Stefan Stern, writing in the FT blog, thinks that Nohria's appointment may have to do with his focus on ethics and his questioning the traditional b-school focus on shareholder value:
Together with his colleague Rakesh Khurana, Prof Nohria has challenged the orthodoxy that claimed there was little wrong with the conventional MBA syllabus or with the approach taken by the élite business schools. Both of these things played a part in contributing to the over-confident mentality which dominated business and finance, and which led to the great financial crisis.

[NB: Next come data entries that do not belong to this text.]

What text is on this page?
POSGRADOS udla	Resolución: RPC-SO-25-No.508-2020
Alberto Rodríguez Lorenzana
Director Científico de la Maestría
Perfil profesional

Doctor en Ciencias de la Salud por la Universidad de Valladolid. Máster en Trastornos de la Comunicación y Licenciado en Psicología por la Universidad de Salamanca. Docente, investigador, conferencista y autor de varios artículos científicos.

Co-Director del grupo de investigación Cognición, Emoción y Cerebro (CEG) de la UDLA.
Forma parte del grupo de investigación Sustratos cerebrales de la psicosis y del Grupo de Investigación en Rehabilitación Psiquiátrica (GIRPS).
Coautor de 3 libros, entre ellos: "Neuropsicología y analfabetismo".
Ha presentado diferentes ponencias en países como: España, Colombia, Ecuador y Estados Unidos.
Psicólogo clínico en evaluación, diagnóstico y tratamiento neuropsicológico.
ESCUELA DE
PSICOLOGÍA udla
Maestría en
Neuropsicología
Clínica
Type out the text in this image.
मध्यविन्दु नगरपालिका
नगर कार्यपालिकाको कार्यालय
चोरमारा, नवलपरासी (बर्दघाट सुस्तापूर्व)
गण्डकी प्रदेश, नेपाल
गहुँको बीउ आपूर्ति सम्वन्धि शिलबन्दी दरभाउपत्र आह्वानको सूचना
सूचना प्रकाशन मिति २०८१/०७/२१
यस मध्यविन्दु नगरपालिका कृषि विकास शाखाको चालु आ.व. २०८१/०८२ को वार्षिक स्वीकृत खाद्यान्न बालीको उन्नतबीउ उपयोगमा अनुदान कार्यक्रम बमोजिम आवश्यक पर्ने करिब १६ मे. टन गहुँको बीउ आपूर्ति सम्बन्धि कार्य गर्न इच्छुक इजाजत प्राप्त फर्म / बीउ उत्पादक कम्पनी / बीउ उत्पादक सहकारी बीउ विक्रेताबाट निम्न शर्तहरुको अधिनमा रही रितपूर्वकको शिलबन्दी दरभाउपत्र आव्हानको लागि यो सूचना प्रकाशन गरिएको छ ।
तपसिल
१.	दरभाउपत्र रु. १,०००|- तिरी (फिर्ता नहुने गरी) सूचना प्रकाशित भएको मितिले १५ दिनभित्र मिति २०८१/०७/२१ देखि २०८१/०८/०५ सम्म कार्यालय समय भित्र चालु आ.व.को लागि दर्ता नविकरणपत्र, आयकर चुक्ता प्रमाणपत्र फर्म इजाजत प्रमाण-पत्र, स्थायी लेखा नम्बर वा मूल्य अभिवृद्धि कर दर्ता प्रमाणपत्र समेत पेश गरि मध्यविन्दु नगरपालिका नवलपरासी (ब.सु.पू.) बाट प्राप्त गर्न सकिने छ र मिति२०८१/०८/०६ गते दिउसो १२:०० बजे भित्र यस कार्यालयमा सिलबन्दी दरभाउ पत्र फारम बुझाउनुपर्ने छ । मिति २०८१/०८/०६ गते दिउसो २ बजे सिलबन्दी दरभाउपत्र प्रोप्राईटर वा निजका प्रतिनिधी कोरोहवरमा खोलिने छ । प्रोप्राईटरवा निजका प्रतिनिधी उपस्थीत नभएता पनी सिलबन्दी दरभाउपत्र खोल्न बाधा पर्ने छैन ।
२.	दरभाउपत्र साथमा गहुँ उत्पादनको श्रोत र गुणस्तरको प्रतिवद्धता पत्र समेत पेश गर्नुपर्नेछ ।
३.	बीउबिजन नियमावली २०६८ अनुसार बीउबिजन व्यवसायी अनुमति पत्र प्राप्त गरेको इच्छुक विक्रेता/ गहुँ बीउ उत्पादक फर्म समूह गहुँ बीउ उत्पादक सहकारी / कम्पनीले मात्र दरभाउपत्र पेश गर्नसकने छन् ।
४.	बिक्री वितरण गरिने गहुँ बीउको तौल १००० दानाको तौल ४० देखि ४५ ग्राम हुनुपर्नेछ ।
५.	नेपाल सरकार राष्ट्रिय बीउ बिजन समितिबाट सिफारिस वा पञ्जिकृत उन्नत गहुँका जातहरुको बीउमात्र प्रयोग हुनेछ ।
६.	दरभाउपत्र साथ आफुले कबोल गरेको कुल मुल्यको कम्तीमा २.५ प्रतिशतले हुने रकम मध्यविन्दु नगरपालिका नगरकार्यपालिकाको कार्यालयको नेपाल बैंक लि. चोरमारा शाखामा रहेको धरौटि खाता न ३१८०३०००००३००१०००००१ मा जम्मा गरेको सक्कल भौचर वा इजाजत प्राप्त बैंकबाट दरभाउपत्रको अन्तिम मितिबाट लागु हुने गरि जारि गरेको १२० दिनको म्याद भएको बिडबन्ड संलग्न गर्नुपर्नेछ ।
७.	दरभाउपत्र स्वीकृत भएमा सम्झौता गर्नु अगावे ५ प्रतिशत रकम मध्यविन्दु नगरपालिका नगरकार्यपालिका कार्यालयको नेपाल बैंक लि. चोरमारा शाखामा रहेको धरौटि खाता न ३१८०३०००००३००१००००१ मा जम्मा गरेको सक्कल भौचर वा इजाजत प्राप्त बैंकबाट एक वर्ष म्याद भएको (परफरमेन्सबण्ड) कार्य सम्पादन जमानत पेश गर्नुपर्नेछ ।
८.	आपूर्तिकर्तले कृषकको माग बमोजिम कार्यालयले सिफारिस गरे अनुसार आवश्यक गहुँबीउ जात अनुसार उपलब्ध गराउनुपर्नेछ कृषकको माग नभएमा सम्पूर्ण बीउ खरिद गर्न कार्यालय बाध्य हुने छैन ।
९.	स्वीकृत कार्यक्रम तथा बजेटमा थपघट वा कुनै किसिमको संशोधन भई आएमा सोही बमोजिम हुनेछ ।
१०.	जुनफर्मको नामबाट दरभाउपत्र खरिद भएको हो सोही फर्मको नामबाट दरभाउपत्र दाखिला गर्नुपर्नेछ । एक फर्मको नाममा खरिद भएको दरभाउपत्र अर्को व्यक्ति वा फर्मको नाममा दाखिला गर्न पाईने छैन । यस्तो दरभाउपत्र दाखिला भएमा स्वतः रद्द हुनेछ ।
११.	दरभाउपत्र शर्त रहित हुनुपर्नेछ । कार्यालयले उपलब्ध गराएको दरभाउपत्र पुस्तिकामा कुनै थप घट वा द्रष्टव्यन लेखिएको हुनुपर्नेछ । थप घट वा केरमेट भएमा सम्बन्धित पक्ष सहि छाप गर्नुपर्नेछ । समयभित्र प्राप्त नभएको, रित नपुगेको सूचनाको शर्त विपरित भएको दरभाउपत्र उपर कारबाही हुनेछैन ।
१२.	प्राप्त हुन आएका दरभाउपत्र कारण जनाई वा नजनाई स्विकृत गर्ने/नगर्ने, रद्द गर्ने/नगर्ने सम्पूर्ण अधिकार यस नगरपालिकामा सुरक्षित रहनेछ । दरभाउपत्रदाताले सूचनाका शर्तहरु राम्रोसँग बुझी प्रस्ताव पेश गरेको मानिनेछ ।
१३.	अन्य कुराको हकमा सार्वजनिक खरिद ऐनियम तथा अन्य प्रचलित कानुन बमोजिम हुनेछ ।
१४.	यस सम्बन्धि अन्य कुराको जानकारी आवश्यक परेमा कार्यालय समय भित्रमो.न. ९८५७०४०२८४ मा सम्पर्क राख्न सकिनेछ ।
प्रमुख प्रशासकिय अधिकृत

By appointing Prof Nohria, Harvard University has signalled that it is not frightened of debate, or reform - indeed, it wants to play a leading role in both these activities.
Along with Khurana, Nohria has championed the equivalent of the Hippocratic oath for MBAs, whereby they pledge to commit themselves to a code of ethics. I don't see that the Hippocratic oath has done a great deal for standards of doctors, especially those who have invested heavily in capitation fees. So, I am not sure what such an oath will do for corporate managers.

I do believe that the MBA curriculum needs big changes. But not quite in the way it is suggested above. I cannot see much purpose in loading it with ethics courses- and, certainly, I would question the presumption that faculty teaching such courses are any more 'ethical' than others. My own preference is for introducing more liberal arts courses and downgrading the repetition of 'hard' courses in accounting, finance, operations, etc

It will be interesting to see what changes Nohria rings in. As the FT blog points out, his expertise in organisational behaviour should be useful- there's a lot of 'behaviour' from colleagues he will have to take in his stride.